Well, there's always a desire for individualism, as well...narcissistic as it might be even as mindlessly toadying as the collective can be (and it's always funny to hear parrots of individuality dittoing in unison, even as the most powerful make appeals for the benefit of the community which mean actually the benefit of themselves first and foremost when not exclusively). The Magna Carta didn't come out of nowhere.

I think we're getting to the heart of Superman's appeal without stating it explicitly...why would this superbeing want to bother with humanity (aside from the apparent fact that they are awfully close to what his real people are like, and they're gone), and (more importantly to the readers, particularly the young ones) how does the misfit who is in one way or another possibly gifted but certainly different from most folks integrate as much as poosble and as beneficially as possible with the larger society?

And, of course, mid/late '70s SATURDAY NIGHT LIVE wasn't the first to offer an UBERMENSCH story, but theirs certainly sticks in the mind ("he's a Jew!").

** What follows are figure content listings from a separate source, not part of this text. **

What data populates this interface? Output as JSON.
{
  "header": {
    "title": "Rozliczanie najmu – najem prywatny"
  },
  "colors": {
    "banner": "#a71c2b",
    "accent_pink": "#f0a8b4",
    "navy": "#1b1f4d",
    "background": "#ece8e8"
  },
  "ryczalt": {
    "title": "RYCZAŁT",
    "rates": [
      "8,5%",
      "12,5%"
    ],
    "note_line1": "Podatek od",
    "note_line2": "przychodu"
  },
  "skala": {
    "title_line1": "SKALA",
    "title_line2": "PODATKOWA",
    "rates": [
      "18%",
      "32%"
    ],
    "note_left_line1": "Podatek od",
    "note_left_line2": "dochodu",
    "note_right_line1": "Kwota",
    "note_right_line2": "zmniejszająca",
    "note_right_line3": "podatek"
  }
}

Coming as a response to fascism, inspired largely by the likes of Philip Wylie's GLADIATOR and to some small extent perhaps by (or in reaction to) Olaf Stapledon's ODD JOHN, Superman has that kind of issue in his DNA, after all.

wv: mismo (es verdad, como no)

B. Nagel said...

About 25-30 years ago, Superman had become so powerful that he could not be discomfited by anything, could blow out the sun with a single breath and could eat Kryptonite Krunchies for breakfast without indigestion.

Then there was the rigamarole that each writer/artist who ever worked on Supe developed different storylines, backgrounds and personalities. It was a mess. DC tried their best to smooth over the gaps with the Multiverse. Crazy Times!

I would say that the core attributes of Superman are his Kryptonian heritage (his Other-ness) and his sense of decency.

pattinase (abbott) said...

I agree Mr. Nagel. I think those attributes define him. His strength emanates from the other two. Thanks!

Peter Rozovsky said...

I dunno; recent biblical scholarship has stressed the angry side of the god we call Jehovah. That ought to make him (or it) good for a supporting role at least.